Given $|x|= 1$, show that the equation of a tangent to the unit circle at point $x$ is given by $y + x^2 \overline{y} = 2x$

Question

Given $|x|= 1$, show that the equation of a tangent to the unit circle at point $x$ is given by $y + x^2 \overline{y} = 2x$

Not sure how to start. I know that $y + \overline{y} = 2x$ must be true, but I am not sure what to do after that.

Answer 1

Prerequisite: We know that the equation of tangent through a point $c$ lying on a circle $|z|=r$ is given by $$z\bar c +\bar z c =2r^2\tag {1}$$

From the given equation, dividing by $x $ gives us (as $x \neq 0$) gives us: $$\frac {1}{x}y + x\bar y =2$$ $$\Rightarrow \frac {\bar x}{x\bar x}y + x\bar y =2$$ $$\Rightarrow \bar x y + x \bar y =2\tag {2}$$

Can you now relate $(1)$ and $(2)$? Hope it helps.

Answer 2

Lemma. Given $4$ points $a \ne b, c\ne d$ in the complex plane, segments $ab$ and $cd$ are perpendicular iff $\operatorname{Re}\left((a-b)(\bar c- \bar d)\right) = 0\,$.
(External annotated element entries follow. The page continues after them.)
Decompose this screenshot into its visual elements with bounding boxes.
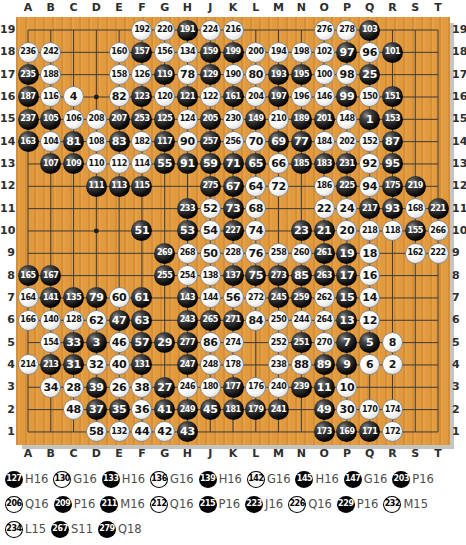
move-number: 99 bbox=[340, 91, 355, 102]
row-label: 9 bbox=[452, 246, 466, 260]
move-number: 239 bbox=[294, 383, 310, 391]
black-stone-T11: 221 bbox=[428, 198, 449, 219]
move-number: 56 bbox=[226, 292, 241, 303]
white-stone-Q9: 18 bbox=[359, 243, 380, 264]
white-stone-J8: 138 bbox=[200, 265, 221, 286]
move-number: 172 bbox=[385, 428, 401, 436]
caption-move: 229P16 bbox=[337, 496, 379, 513]
black-stone-C5: 33 bbox=[63, 332, 84, 353]
move-number: 267 bbox=[52, 525, 68, 533]
row-label: 12 bbox=[0, 179, 15, 193]
row-label: 18 bbox=[452, 45, 466, 59]
white-stone-icon: 234 bbox=[5, 521, 23, 538]
move-number: 146 bbox=[316, 93, 332, 101]
move-number: 103 bbox=[362, 26, 378, 34]
move-number: 160 bbox=[111, 48, 127, 56]
move-number: 107 bbox=[43, 160, 59, 168]
move-number: 111 bbox=[89, 182, 105, 190]
move-number: 148 bbox=[339, 115, 355, 123]
move-number: 224 bbox=[202, 26, 218, 34]
move-number: 241 bbox=[271, 406, 287, 414]
white-stone-H14: 90 bbox=[177, 131, 198, 152]
move-number: 246 bbox=[180, 383, 196, 391]
move-number: 275 bbox=[202, 182, 218, 190]
move-number: 88 bbox=[294, 359, 309, 370]
move-number: 188 bbox=[43, 71, 59, 79]
move-number: 133 bbox=[103, 475, 119, 483]
move-number: 227 bbox=[225, 227, 241, 235]
move-coordinate: H16 bbox=[219, 472, 242, 486]
column-label: B bbox=[42, 1, 60, 15]
move-number: 122 bbox=[202, 93, 218, 101]
white-stone-icon: 226 bbox=[288, 496, 306, 513]
black-stone-G3: 27 bbox=[154, 377, 175, 398]
black-stone-K6: 271 bbox=[223, 310, 244, 331]
column-label: R bbox=[383, 447, 401, 461]
move-number: 209 bbox=[55, 500, 71, 508]
column-label: N bbox=[292, 1, 310, 15]
black-stone-O15: 201 bbox=[314, 109, 335, 130]
white-stone-N6: 244 bbox=[291, 310, 312, 331]
caption-row: 206Q16209P16211M16212Q16215P16223J16226Q… bbox=[5, 492, 463, 516]
move-number: 71 bbox=[226, 158, 241, 169]
move-number: 81 bbox=[66, 136, 81, 147]
column-label: J bbox=[201, 447, 219, 461]
column-label: R bbox=[383, 1, 401, 15]
white-stone-O18: 102 bbox=[314, 42, 335, 63]
black-stone-J17: 129 bbox=[200, 64, 221, 85]
move-number: 66 bbox=[271, 158, 286, 169]
move-number: 189 bbox=[294, 115, 310, 123]
row-label: 15 bbox=[452, 112, 466, 126]
row-label: 14 bbox=[452, 135, 466, 149]
move-number: 97 bbox=[340, 47, 355, 58]
row-label: 7 bbox=[0, 291, 15, 305]
move-coordinate: G16 bbox=[364, 472, 388, 486]
column-label: T bbox=[429, 1, 447, 15]
move-coordinate: J16 bbox=[265, 497, 283, 511]
white-stone-C15: 106 bbox=[63, 109, 84, 130]
move-number: 92 bbox=[362, 158, 377, 169]
white-stone-C2: 48 bbox=[63, 399, 84, 420]
move-number: 12 bbox=[362, 315, 377, 326]
black-stone-A16: 187 bbox=[18, 86, 39, 107]
move-number: 17 bbox=[340, 270, 355, 281]
white-stone-H18: 134 bbox=[177, 42, 198, 63]
white-stone-O7: 262 bbox=[314, 287, 335, 308]
move-coordinate: P16 bbox=[412, 472, 434, 486]
black-stone-O3: 11 bbox=[314, 377, 335, 398]
move-number: 173 bbox=[316, 428, 332, 436]
move-number: 58 bbox=[89, 426, 104, 437]
move-number: 170 bbox=[362, 406, 378, 414]
move-number: 86 bbox=[203, 337, 218, 348]
black-stone-N8: 85 bbox=[291, 265, 312, 286]
column-label: E bbox=[110, 1, 128, 15]
move-number: 110 bbox=[89, 160, 105, 168]
row-label: 1 bbox=[0, 425, 15, 439]
row-label: 10 bbox=[0, 224, 15, 238]
move-number: 238 bbox=[271, 361, 287, 369]
move-number: 251 bbox=[294, 339, 310, 347]
move-number: 105 bbox=[43, 115, 59, 123]
move-number: 229 bbox=[338, 500, 354, 508]
move-number: 240 bbox=[271, 383, 287, 391]
move-number: 104 bbox=[43, 138, 59, 146]
black-stone-Q19: 103 bbox=[359, 20, 380, 41]
move-number: 78 bbox=[180, 69, 195, 80]
move-number: 265 bbox=[202, 316, 218, 324]
move-number: 31 bbox=[66, 359, 81, 370]
white-stone-A18: 236 bbox=[18, 42, 39, 63]
row-label: 8 bbox=[452, 269, 466, 283]
move-number: 232 bbox=[385, 500, 401, 508]
black-stone-icon: 139 bbox=[199, 471, 217, 488]
black-stone-G15: 125 bbox=[154, 109, 175, 130]
black-stone-O10: 21 bbox=[314, 220, 335, 241]
move-number: 206 bbox=[6, 500, 22, 508]
move-number: 141 bbox=[43, 294, 59, 302]
move-number: 153 bbox=[385, 115, 401, 123]
move-number: 277 bbox=[180, 339, 196, 347]
column-label: K bbox=[224, 1, 242, 15]
white-stone-Q18: 96 bbox=[359, 42, 380, 63]
move-number: 126 bbox=[134, 71, 150, 79]
black-stone-E12: 113 bbox=[109, 176, 130, 197]
black-stone-N17: 195 bbox=[291, 64, 312, 85]
move-number: 119 bbox=[157, 71, 173, 79]
move-number: 163 bbox=[20, 138, 36, 146]
move-number: 77 bbox=[294, 136, 309, 147]
move-number: 59 bbox=[203, 158, 218, 169]
white-stone-M18: 194 bbox=[268, 42, 289, 63]
move-coordinate: Q16 bbox=[308, 497, 332, 511]
row-label: 16 bbox=[452, 90, 466, 104]
white-stone-B3: 34 bbox=[40, 377, 61, 398]
black-stone-icon: 223 bbox=[245, 496, 263, 513]
caption-move: 145H16 bbox=[295, 471, 338, 488]
move-number: 274 bbox=[225, 339, 241, 347]
move-number: 83 bbox=[112, 136, 127, 147]
move-number: 76 bbox=[248, 248, 263, 259]
move-number: 215 bbox=[200, 500, 216, 508]
white-stone-J5: 86 bbox=[200, 332, 221, 353]
move-number: 230 bbox=[225, 115, 241, 123]
white-stone-L6: 84 bbox=[245, 310, 266, 331]
black-stone-R14: 87 bbox=[382, 131, 403, 152]
move-number: 94 bbox=[362, 181, 377, 192]
row-label: 4 bbox=[0, 358, 15, 372]
column-label: F bbox=[133, 1, 151, 15]
move-number: 223 bbox=[246, 500, 262, 508]
move-number: 34 bbox=[43, 382, 58, 393]
move-coordinate: M15 bbox=[403, 497, 428, 511]
move-number: 114 bbox=[134, 160, 150, 168]
move-number: 87 bbox=[385, 136, 400, 147]
white-stone-D6: 62 bbox=[86, 310, 107, 331]
white-stone-K5: 274 bbox=[223, 332, 244, 353]
black-stone-D3: 39 bbox=[86, 377, 107, 398]
move-number: 127 bbox=[6, 475, 22, 483]
move-number: 18 bbox=[362, 248, 377, 259]
move-number: 197 bbox=[271, 93, 287, 101]
move-coordinate: P16 bbox=[219, 497, 241, 511]
caption-move: 209P16 bbox=[54, 496, 96, 513]
move-number: 28 bbox=[66, 382, 81, 393]
white-stone-O6: 264 bbox=[314, 310, 335, 331]
move-number: 55 bbox=[157, 158, 172, 169]
move-number: 211 bbox=[102, 500, 118, 508]
white-stone-J9: 50 bbox=[200, 243, 221, 264]
white-stone-icon: 206 bbox=[5, 496, 23, 513]
white-stone-Q6: 12 bbox=[359, 310, 380, 331]
move-number: 268 bbox=[180, 249, 196, 257]
white-stone-A4: 214 bbox=[18, 354, 39, 375]
white-stone-O19: 276 bbox=[314, 20, 335, 41]
black-stone-H19: 191 bbox=[177, 20, 198, 41]
move-coordinate: Q18 bbox=[118, 522, 142, 536]
move-number: 139 bbox=[200, 475, 216, 483]
column-label: O bbox=[315, 1, 333, 15]
move-number: 249 bbox=[180, 406, 196, 414]
caption-move: 234L15 bbox=[5, 521, 46, 538]
move-number: 190 bbox=[225, 71, 241, 79]
black-stone-K16: 161 bbox=[223, 86, 244, 107]
white-stone-K9: 228 bbox=[223, 243, 244, 264]
move-number: 64 bbox=[248, 181, 263, 192]
move-number: 272 bbox=[248, 294, 264, 302]
move-number: 234 bbox=[6, 525, 22, 533]
move-number: 176 bbox=[248, 383, 264, 391]
black-stone-D2: 37 bbox=[86, 399, 107, 420]
move-number: 177 bbox=[225, 383, 241, 391]
white-stone-A6: 166 bbox=[18, 310, 39, 331]
row-label: 11 bbox=[452, 202, 466, 216]
move-number: 221 bbox=[430, 205, 446, 213]
white-stone-icon: 212 bbox=[150, 496, 168, 513]
caption-move: 139H16 bbox=[199, 471, 242, 488]
white-stone-E3: 26 bbox=[109, 377, 130, 398]
move-number: 101 bbox=[385, 48, 401, 56]
row-label: 2 bbox=[452, 403, 466, 417]
move-number: 216 bbox=[225, 26, 241, 34]
move-number: 95 bbox=[385, 158, 400, 169]
white-stone-K4: 178 bbox=[223, 354, 244, 375]
move-number: 80 bbox=[248, 69, 263, 80]
move-number: 90 bbox=[180, 136, 195, 147]
move-number: 260 bbox=[294, 249, 310, 257]
move-number: 98 bbox=[340, 69, 355, 80]
move-number: 82 bbox=[112, 91, 127, 102]
move-number: 48 bbox=[66, 404, 81, 415]
move-number: 108 bbox=[89, 138, 105, 146]
move-number: 263 bbox=[316, 272, 332, 280]
column-label: L bbox=[247, 447, 265, 461]
black-stone-O9: 261 bbox=[314, 243, 335, 264]
move-coordinate: Q16 bbox=[170, 497, 194, 511]
caption-move: 279Q18 bbox=[98, 521, 142, 538]
move-number: 162 bbox=[408, 249, 424, 257]
move-number: 39 bbox=[89, 382, 104, 393]
row-label: 9 bbox=[0, 246, 15, 260]
white-stone-A7: 164 bbox=[18, 287, 39, 308]
white-stone-G18: 156 bbox=[154, 42, 175, 63]
move-number: 217 bbox=[362, 205, 378, 213]
move-number: 6 bbox=[366, 359, 373, 370]
move-number: 183 bbox=[316, 160, 332, 168]
black-stone-J15: 205 bbox=[200, 109, 221, 130]
black-stone-G9: 269 bbox=[154, 243, 175, 264]
column-label: K bbox=[224, 447, 242, 461]
caption-row: 127H16130G16133H16136G16139H16142G16145H… bbox=[5, 467, 463, 491]
move-number: 131 bbox=[134, 361, 150, 369]
white-stone-M12: 72 bbox=[268, 176, 289, 197]
move-number: 196 bbox=[294, 93, 310, 101]
move-number: 202 bbox=[339, 138, 355, 146]
black-stone-E15: 207 bbox=[109, 109, 130, 130]
move-number: 226 bbox=[289, 500, 305, 508]
black-stone-E6: 47 bbox=[109, 310, 130, 331]
go-board[interactable]: 1922201912242162762781032362421601571561… bbox=[16, 17, 450, 445]
white-stone-M9: 258 bbox=[268, 243, 289, 264]
column-label: E bbox=[110, 447, 128, 461]
row-label: 16 bbox=[0, 90, 15, 104]
white-stone-E18: 160 bbox=[109, 42, 130, 63]
white-stone-H17: 78 bbox=[177, 64, 198, 85]
column-label: L bbox=[247, 1, 265, 15]
move-number: 36 bbox=[135, 404, 150, 415]
move-number: 3 bbox=[93, 337, 100, 348]
move-number: 276 bbox=[316, 26, 332, 34]
white-stone-O11: 22 bbox=[314, 198, 335, 219]
move-number: 53 bbox=[180, 225, 195, 236]
move-number: 262 bbox=[316, 294, 332, 302]
black-stone-Q15: 1 bbox=[359, 109, 380, 130]
black-stone-N14: 77 bbox=[291, 131, 312, 152]
black-stone-icon: 267 bbox=[51, 521, 69, 538]
row-label: 10 bbox=[452, 224, 466, 238]
black-stone-A8: 165 bbox=[18, 265, 39, 286]
black-stone-J14: 257 bbox=[200, 131, 221, 152]
move-coordinate: G16 bbox=[73, 472, 97, 486]
move-number: 5 bbox=[366, 337, 373, 348]
white-stone-P19: 278 bbox=[336, 20, 357, 41]
black-stone-O2: 49 bbox=[314, 399, 335, 420]
move-number: 115 bbox=[134, 182, 150, 190]
row-label: 3 bbox=[452, 380, 466, 394]
caption-move: 226Q16 bbox=[288, 496, 332, 513]
black-stone-icon: 209 bbox=[54, 496, 72, 513]
move-number: 156 bbox=[157, 48, 173, 56]
move-number: 231 bbox=[339, 160, 355, 168]
move-number: 106 bbox=[66, 115, 82, 123]
row-label: 11 bbox=[0, 202, 15, 216]
row-label: 13 bbox=[0, 157, 15, 171]
white-stone-K15: 230 bbox=[223, 109, 244, 130]
move-number: 150 bbox=[362, 93, 378, 101]
move-number: 26 bbox=[112, 382, 127, 393]
move-number: 279 bbox=[99, 525, 115, 533]
black-stone-H6: 243 bbox=[177, 310, 198, 331]
move-number: 25 bbox=[362, 69, 377, 80]
column-label: G bbox=[156, 447, 174, 461]
black-stone-A15: 237 bbox=[18, 109, 39, 130]
move-number: 21 bbox=[317, 225, 332, 236]
white-stone-E1: 132 bbox=[109, 421, 130, 442]
row-label: 2 bbox=[0, 403, 15, 417]
move-number: 109 bbox=[66, 160, 82, 168]
move-number: 16 bbox=[362, 270, 377, 281]
white-stone-B18: 242 bbox=[40, 42, 61, 63]
caption-move: 136G16 bbox=[150, 471, 194, 488]
move-number: 14 bbox=[362, 292, 377, 303]
white-stone-E13: 112 bbox=[109, 153, 130, 174]
move-number: 74 bbox=[248, 225, 263, 236]
caption-move: 215P16 bbox=[199, 496, 241, 513]
move-number: 157 bbox=[134, 48, 150, 56]
white-stone-E16: 82 bbox=[109, 86, 130, 107]
white-stone-C6: 128 bbox=[63, 310, 84, 331]
move-number: 79 bbox=[89, 292, 104, 303]
column-label: D bbox=[87, 1, 105, 15]
black-stone-K12: 67 bbox=[223, 176, 244, 197]
move-number: 75 bbox=[248, 270, 263, 281]
white-stone-Q12: 94 bbox=[359, 176, 380, 197]
caption-move: 267S11 bbox=[51, 521, 93, 538]
move-number: 54 bbox=[203, 225, 218, 236]
move-number: 179 bbox=[248, 406, 264, 414]
black-stone-R18: 101 bbox=[382, 42, 403, 63]
move-number: 8 bbox=[389, 337, 396, 348]
move-number: 22 bbox=[317, 203, 332, 214]
row-label: 6 bbox=[452, 313, 466, 327]
move-number: 220 bbox=[157, 26, 173, 34]
move-number: 137 bbox=[225, 272, 241, 280]
black-stone-N3: 239 bbox=[291, 377, 312, 398]
move-number: 242 bbox=[43, 48, 59, 56]
move-number: 225 bbox=[339, 182, 355, 190]
move-number: 120 bbox=[157, 93, 173, 101]
black-stone-O1: 173 bbox=[314, 421, 335, 442]
column-label: C bbox=[65, 447, 83, 461]
move-number: 159 bbox=[202, 48, 218, 56]
move-coordinate: S11 bbox=[71, 522, 93, 536]
white-stone-E17: 158 bbox=[109, 64, 130, 85]
star-point bbox=[94, 95, 99, 100]
move-coordinate: P16 bbox=[357, 497, 379, 511]
repeated-point-moves-caption: 127H16130G16133H16136G16139H16142G16145H… bbox=[5, 467, 463, 542]
move-coordinate: M16 bbox=[120, 497, 145, 511]
move-number: 10 bbox=[340, 382, 355, 393]
black-stone-K11: 73 bbox=[223, 198, 244, 219]
row-label: 19 bbox=[0, 23, 15, 37]
move-number: 182 bbox=[134, 138, 150, 146]
move-coordinate: G16 bbox=[170, 472, 194, 486]
move-number: 62 bbox=[89, 315, 104, 326]
move-number: 203 bbox=[394, 475, 410, 483]
move-coordinate: L15 bbox=[25, 522, 46, 536]
move-number: 30 bbox=[340, 404, 355, 415]
row-label: 8 bbox=[0, 269, 15, 283]
white-stone-L3: 176 bbox=[245, 377, 266, 398]
column-label: S bbox=[406, 447, 424, 461]
move-number: 134 bbox=[180, 48, 196, 56]
white-stone-D14: 108 bbox=[86, 131, 107, 152]
move-number: 151 bbox=[385, 93, 401, 101]
move-number: 73 bbox=[226, 203, 241, 214]
move-number: 11 bbox=[317, 382, 332, 393]
move-number: 164 bbox=[20, 294, 36, 302]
Let $z = (a-b)(\bar c- \bar d)$ then $\arg(z) = arg(a-b) + \arg(\bar c - \bar d) = \arg(a-b) - \arg(c-d)\,$. It follows that $\operatorname{Re}(z) = 0 \iff \arg(a-b) - \arg(c-d) = \pm \pi/2\;$ i.e. $\;ab \perp cd\,$.

Proof. Given that $|x|^2=x \bar x =1$ it follows that $\bar x = 1/x$. Then dividing the given relation by $x \ne 0$ results in $x \bar y + \bar x y = 2$.

Now, the segments between $(0,x)$ and $(y,y-x)$ are perpendicular by the previous Lemma since:

$$ \require{cancel} 2 \operatorname{Re}((x-0)(\bar y-\bar x))= x(\bar y-\bar x)+\bar x(y - x) = x \bar y - |x|^2+\bar x y -|x|^2 = 2 - 1 - 1 =0 $$

Since $(0,x)$ is a radius of the unit circle, it follows that $y$ lies on the tangent to the circle at $x$.